1. What can happen to a cancer sample
| Sample state | Common downstream use | Key risk |
|---|---|---|
| Fresh tissue | organoids, flow, single-cell, viable assays | ischemia, dissociation bias |
| Fresh frozen | DNA/RNA/protein, spatial, metabolomics | cold-chain failure, freeze-thaw |
| FFPE | pathology, IHC, FISH, targeted DNA/RNA | fragmentation, formalin artifacts |
| Blood plasma | ctDNA, proteins, metabolites | hemolysis, delayed processing |
| Blood cells | germline DNA, immune profiling | anticoagulant and storage effects |
| Bone marrow | hematologic flow/NGS | hemodilution, clotting |
| Effusion/ascites | cytology, organoids, cfDNA | low tumor fraction, inflammation |
2. Pre-analytical variables
The same tumor can produce different data depending on:
- time from excision to preservation
- temperature during transport
- fixative type and fixation duration
- tumor cellularity and necrosis
- stromal and immune admixture
- blood contamination
- extraction method
- freeze-thaw cycles
- batch order
- operator and instrument differences
When data look strange, check the chain of custody before blaming biology.
3. QC by assay family
| Assay family | QC signals |
|---|---|
| DNA sequencing | DNA amount, fragment size, tumor purity, library yield, depth |
| RNA-seq / RT-qPCR | RNA integrity, DV200/RIN, ribosomal content, mapping rate |
| Proteomics | protein yield, digestion efficiency, peptide IDs, missingness |
| Flow/FACS | viability, singlets, compensation, unstained/FMO controls |
| IHC/IF/FISH | tissue preservation, controls, staining batch, scanner QC |
| Organoids/screens | viability, mycoplasma, passage number, growth rate |
4. Tumor purity matters
A bulk tumor sample is a mixture:
- malignant cells
- fibroblasts
- immune cells
- endothelial cells
- necrosis
- normal adjacent tissue
- blood
Low tumor purity can hide mutations, dilute RNA expression, blur methylation signals, and confuse proteomics.
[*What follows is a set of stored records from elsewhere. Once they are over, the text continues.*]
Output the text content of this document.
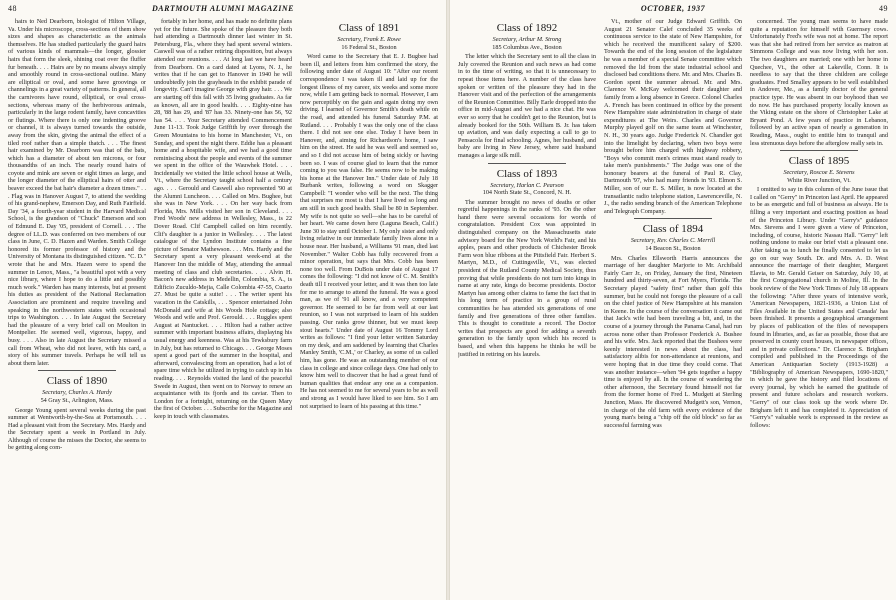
48	DARTMOUTH ALUMNI MAGAZINE

hairs to Ned Dearborn, biologist of Hilton Village, Va. Under his microscope, cross-sections of them show sizes and shapes as characteristic as the animals themselves. He has studied particularly the guard hairs of various kinds of mammals—the longer, glossier hairs that form the sleek, shining coat over the fluffer fur beneath. . . . Hairs are by no means always simply and smoothly round in cross-sectional outline. Many are elliptical or oval, and some have groovings or channelings in a great variety of patterns. In general, all the carnivores have round, elliptical, or oval cross-sections, whereas many of the herbivorous animals, particularly in the large rodent family, have concavities or flutings. Where there is only one indenting groove or channel, it is always turned towards the outside, away from the skin, giving the animal the effect of a tiled roof rather than a simple thatch. . . . The finest hair examined by Mr. Dearborn was that of the bats, which has a diameter of about ten microns, or four thousandths of an inch. The nearly round hairs of coyote and mink are seven or eight times as large, and the longer diameter of the elliptical hairs of otter and beaver exceed the bat hair's diameter a dozen times." . . . Flag was in Hanover August 7, to attend the wedding of his grand-nephew, Emerson Day, and Ruth Fairfield. Day '34, a fourth-year student in the Harvard Medical School, is the grandson of "Chuck" Emerson and son of Edmund E. Day '05, president of Cornell. . . . The degree of LL.D. was conferred on two members of our class in June, C. D. Hazen and Warden. Smith College honored its former professor of history and the University of Montana its distinguished citizen. "C. D." wrote that he and Mrs. Hazen were to spend the summer in Lenox, Mass., "a beautiful spot with a very nice library, where I hope to do a little and possibly much work." Warden has many interests, but at present his duties as president of the National Reclamation Association are prominent and require traveling and speaking in the northwestern states with occasional trips to Washington. . . . In late August the Secretary had the pleasure of a very brief call on Moulton in Montpelier. He seemed well, vigorous, happy, and busy. . . . Also in late August the Secretary missed a call from Wheat, who did not leave, with his card, a story of his summer travels. Perhaps he will tell us about them later.

Class of 1890
Secretary, Charles A. Hardy
54 Gray St., Arlington, Mass.

George Young spent several weeks during the past summer at Wentworth-by-the-Sea at Portsmouth. . . . Had a pleasant visit from the Secretary. Mrs. Hardy and the Secretary spent a week in Portland in July. Although of course the misses the Doctor, she seems to be getting along com-

fortably in her home, and has made no definite plans yet for the future. She spoke of the pleasure they both had attending a Dartmouth dinner last winter in St. Petersburg, Fla., where they had spent several winters. Caswell was of a rather retiring disposition, but always attended our reunions. . . . At long last we have heard from Dearborn. On a card dated at Lyons, N. J., he writes that if he can get to Hanover in 1940 he will undoubtedly join the grayheads in the exhibit parade of longevity. Can't imagine George with gray hair. . . . We are starting off this fall with 35 living graduates. As far as known, all are in good health. . . . Eighty-nine has 28, '88 has 29, and '87 has 33. Ninety-one has 56, '92 has 54. . . . Your Secretary attended Commencement June 11-13. Took Judge Griffith by over through the Green Mountains to his home in Manchester, Vt., on Sunday, and spent the night there. Eddie has a pleasant home and a hospitable wife, and we had a good time reminiscing about the people and events of the summer we spent in the office of the Wauwhek Hotel. . . . Incidentally we visited the little school house at Wells, Vt., where the Secretary taught school half a century ago. . . . Gerould and Caswell also represented '90 at the Alumni Luncheon. . . . Called on Mrs. Bughee, but she was in New York. . . . On her way back from Florida, Mrs. Mills visited her son in Cleveland. . . . Fred Woods' new address in Wellesley, Mass., is 22 Dover Road. Clif Campbell called on him recently. Clif's daughter is a junior in Wellesley. . . . The latest catalogue of the Lyndon Institute contains a fine picture of Senator Mathewson. . . . Mrs. Hardy and the Secretary spent a very pleasant week-end at the Hanover Inn the middle of May, attending the annual meeting of class and club secretaries. . . . Alvin H. Bacon's new address in Medellin, Colombia, S. A., is Edificio Zuculdo-Mejia, Calle Colombia 47-55, Cuarto 27. Must be quite a suite! . . . The writer spent his vacation in the Catskills, . . . Spencer entertained John McDonald and wife at his Woods Hole cottage; also Woods and wife and Prof. Gerould. . . . Ruggles spent August at Nantucket. . . . Hilton had a rather active summer with important business affairs, displaying his usual energy and keenness. Was at his Tewksbury farm in July, but has returned to Chicago. . . . George Moses spent a good part of the summer in the hospital, and afterward, convalescing from an operation, had a lot of spare time which he utilized in trying to catch up in his reading. . . . Reynolds visited the land of the peaceful Swede in August, then went on to Norway to renew an acquaintance with its fjords and its caviar. Then to London for a fortnight, returning on the Queen Mary the first of October. . . . Subscribe for the Magazine and keep in touch with classmates.

Class of 1891
Secretary, Frank E. Rowe
16 Federal St., Boston

Word came to the Secretary that E. J. Bugbee had been ill, and letters from him confirmed the story, the following under date of August 10: "After our recent correspondence I was taken ill and laid up for the longest illness of my career, six weeks and some more now, while I am getting back to normal. However, I am now perceptibly on the gain and again doing my own driving. I learned of Governor Smith's death while on the road, and attended his funeral Saturday P.M. at Rutland. . . . Probably I was the only one of the class there. I did not see one else. Today I have been in Hanover, and, aiming for Richardson's home, I saw him on the street. He said he was well and seemed so, and so I did not accuse him of being sickly or having been so. I was of course glad to learn that the rumor coming to you was false. He seems now to be making his home at the Hanover Inn." Under date of July 18 Burbank writes, following a word on Skagger Campbell: "I wonder who will be the next. The thing that surprises me most is that I have lived so long and am still in such good health. Shall be 80 in September. My wife is not quite so well—she has to be careful of her heart. We came down here (Laguna Beach, Calif.) June 30 to stay until October 1. My only sister and only living relative in our immediate family lives alone in a house near. Her husband, a Williams '91 man, died last November." Walter Cobb has fully recovered from a minor operation, but says that Mrs. Cobb has been none too well. From DuBois under date of August 17 comes the following: "I did not know of C. M. Smith's death till I received your letter, and it was then too late for me to arrange to attend the funeral. He was a good man, as we of '91 all know, and a very competent governor. He seemed to be far from well at our last reunion, so I was not surprised to learn of his sudden passing. Our ranks grow thinner, but we must keep stout hearts." Under date of August 16 Tommy Lord writes as follows: "I find your letter written Saturday on my desk, and am saddened by learning that Charles Manley Smith, 'C.M.,' or Charley, as some of us called him, has gone. He was an outstanding member of our class in college and since college days. One had only to know him well to discover that he had a great fund of human qualities that endear any one as a companion. He has not seemed to me for several years to be as well and strong as I would have liked to see him. So I am not surprised to learn of his passing at this time."

OCTOBER, 1937	49
Class of 1892
Secretary, Arthur M. Strong
185 Columbus Ave., Boston

The letter which the Secretary sent to all the class in July covered the Reunion and such news as had come in to the time of writing, so that it is unnecessary to repeat those items here. A number of the class have spoken or written of the pleasure they had in the Hanover visit and of the perfection of the arrangements of the Reunion Committee. Billy Earle dropped into the office in mid-August and we had a nice chat. He was ever so sorry that he couldn't get to the Reunion, but is already booked for the 50th. William B. Jr. has taken up aviation, and was daily expecting a call to go to Pensacola for final schooling. Agnes, her husband, and baby are living in New Jersey, where said husband manages a large silk mill.

Class of 1893
Secretary, Harlan C. Pearson
104 North State St., Concord, N. H.

The summer brought no news of deaths or other regretful happenings in the ranks of '93. On the other hand there were several occasions for words of congratulation. President Cox was appointed in distinguished company on the Massachusetts state advisory board for the New York World's Fair, and his apples, pears and other products of Chichester Brook Farm won blue ribbons at the Pittsfield Fair. Herbert S. Martyn, M.D., of Cuttingsville, Vt., was elected president of the Rutland County Medical Society, thus proving that while presidents do not turn into kings in name at any rate, kings do become presidents. Doctor Martyn has among other claims to fame the fact that in his long term of practice in a group of rural communities he has attended six generations of one family and five generations of three other families. This is thought to constitute a record. The Doctor writes that prospects are good for adding a seventh generation to the family upon which his record is based, and when this happens he thinks he will be justified in retiring on his laurels.

Vt., mother of our Judge Edward Griffith. On August 21 Senator Calef concluded 35 weeks of continuous service to the state of New Hampshire, for which he received the munificent salary of $200. Towards the end of the long session of the legislature he was a member of a special Senate committee which removed the lid from the state industrial school and disclosed bad conditions there. Mr. and Mrs. Charles B. Gordon spent the summer abroad. Mr. and Mrs. Clarence W. McKay welcomed their daughter and family from a long absence in Greece. Colonel Charles A. French has been continued in office by the present New Hampshire state administration in charge of state expenditures at The Weirs. Charles and Governor Murphy played golf on the same team at Winchester, N. H., 30 years ago. Judge Frederick N. Chandler got into the limelight by declaring, when two boys were brought before him charged with highway robbery, "Boys who commit men's crimes must stand ready to take men's punishments." The Judge was one of the honorary bearers at the funeral of Paul R. Clay, Dartmouth '97, who had many friends in '93. Elmon S. Miller, son of our E. S. Miller, is now located at the transatlantic radio telephone station, Lawrenceville, N. J., the radio sending branch of the American Telephone and Telegraph Company.

Class of 1894
Secretary, Rev. Charles C. Merrill
14 Beacon St., Boston

Mrs. Charles Ellsworth Harris announces the marriage of her daughter Marjorie to Mr. Archibald Fairly Carr Jr., on Friday, January the first, Nineteen hundred and thirty-seven, at Fort Myers, Florida. The Secretary played "safety first" rather than golf this summer, but he could not forego the pleasure of a call on the chief justice of New Hampshire at his mansion in Keene. In the course of the conversation it came out that Jack's wife had been traveling a bit, and, in the course of a journey through the Panama Canal, had run across none other than Professor Frederick A. Bushee and his wife. Mrs. Jack reported that the Bushees were keenly interested in news about the class, had satisfactory alibis for non-attendance at reunions, and were hoping that in due time they could come. That was another instance—when '94 gets together a happy time is enjoyed by all. In the course of wandering the other afternoon, the Secretary found himself not far from the former home of Fred L. Mudgett at Sterling Junction, Mass. He discovered Mudgett's son, Vernon, in charge of the old farm with every evidence of the young man's being a "chip off the old block" so far as successful farming was

concerned. The young man seems to have made quite a reputation for himself with Guernsey cows. Unfortunately Fred's wife was not at home. The report was that she had retired from her service as matron at Simmons College and was now living with her son. The two daughters are married; one with her home in Quechee, Vt., the other at Lakeville, Conn. It is needless to say that the three children are college graduates. Fred Smalley appears to be well established in Andover, Me., as a family doctor of the general practice type. He was absent in our boyhood than we do now. He has purchased property locally known as the Viking estate on the shore of Christopher Lake at Bryant Pond. A few years of practice in Lebanon, followed by an active span of nearly a generation in Reading, Mass., ought to entitle him to tranquil and less strenuous days before the afterglow really sets in.

Class of 1895
Secretary, Roscoe E. Stevens
White River Junction, Vt.

I omitted to say in this column of the June issue that I called on "Gerry" in Princeton last April. He appeared to be as energetic and full of business as always. He is filling a very important and exacting position as head of the Princeton Library. Under "Gerry's" guidance Mrs. Stevens and I were given a view of Princeton, including, of course, historic Nassau Hall. "Gerry" left nothing undone to make our brief visit a pleasant one. After taking us to lunch he finally consented to let us go on our way South. Dr. and Mrs. A. D. West announce the marriage of their daughter, Margaret Elavia, to Mr. Gerald Geiser on Saturday, July 10, at the first Congregational church in Moline, Ill. In the book review of the New York Times of July 18 appears the following: "After three years of intensive work, 'American Newspapers, 1821-1936, a Union List of Files Available in the United States and Canada' has been finished. It presents a geographical arrangement by places of publication of the files of newspapers found in libraries, and, as far as possible, those that are preserved in county court houses, in newspaper offices, and in private collections." Dr. Clarence S. Brigham compiled and published in the Proceedings of the American Antiquarian Society (1913-1928) a "Bibliography of American Newspapers, 1690-1820," in which he gave the history and filed locations of every journal, by which he earned the gratitude of present and future scholars and research workers. "Gerry" of our class took up the work where Dr. Brigham left it and has completed it. Appreciation of "Gerry's" valuable work is expressed in the review as follows:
High immune infiltration can be biologically meaningful or a confounder depending on the question.
5. Metadata developers should demand
For every sample, try to capture:
| Metadata | Why it matters |
|---|---|
| sample type and anatomic site | biological comparability |
| collection time and preservation time | degradation and ischemia |
| preservation method | FFPE vs frozen vs fresh |
| tumor percentage | variant detection and expression interpretation |
| necrosis percentage | failed extraction and artifacts |
| prior therapy | treatment-induced changes |
| extraction kit/protocol | batch effects |
| QC metrics | reproducibility and filtering |
| batch and operator | hidden confounding |
6. What technologists can build
- Sample lineage graphs from collection to file.
- QC dashboards that combine wet-lab metrics with computational metrics.
- Batch-effect reports before biological interpretation.
- Metadata validators that block analysis when essential sample fields are missing.
- Tumor-purity-aware pipelines for mutation, expression, and methylation analysis.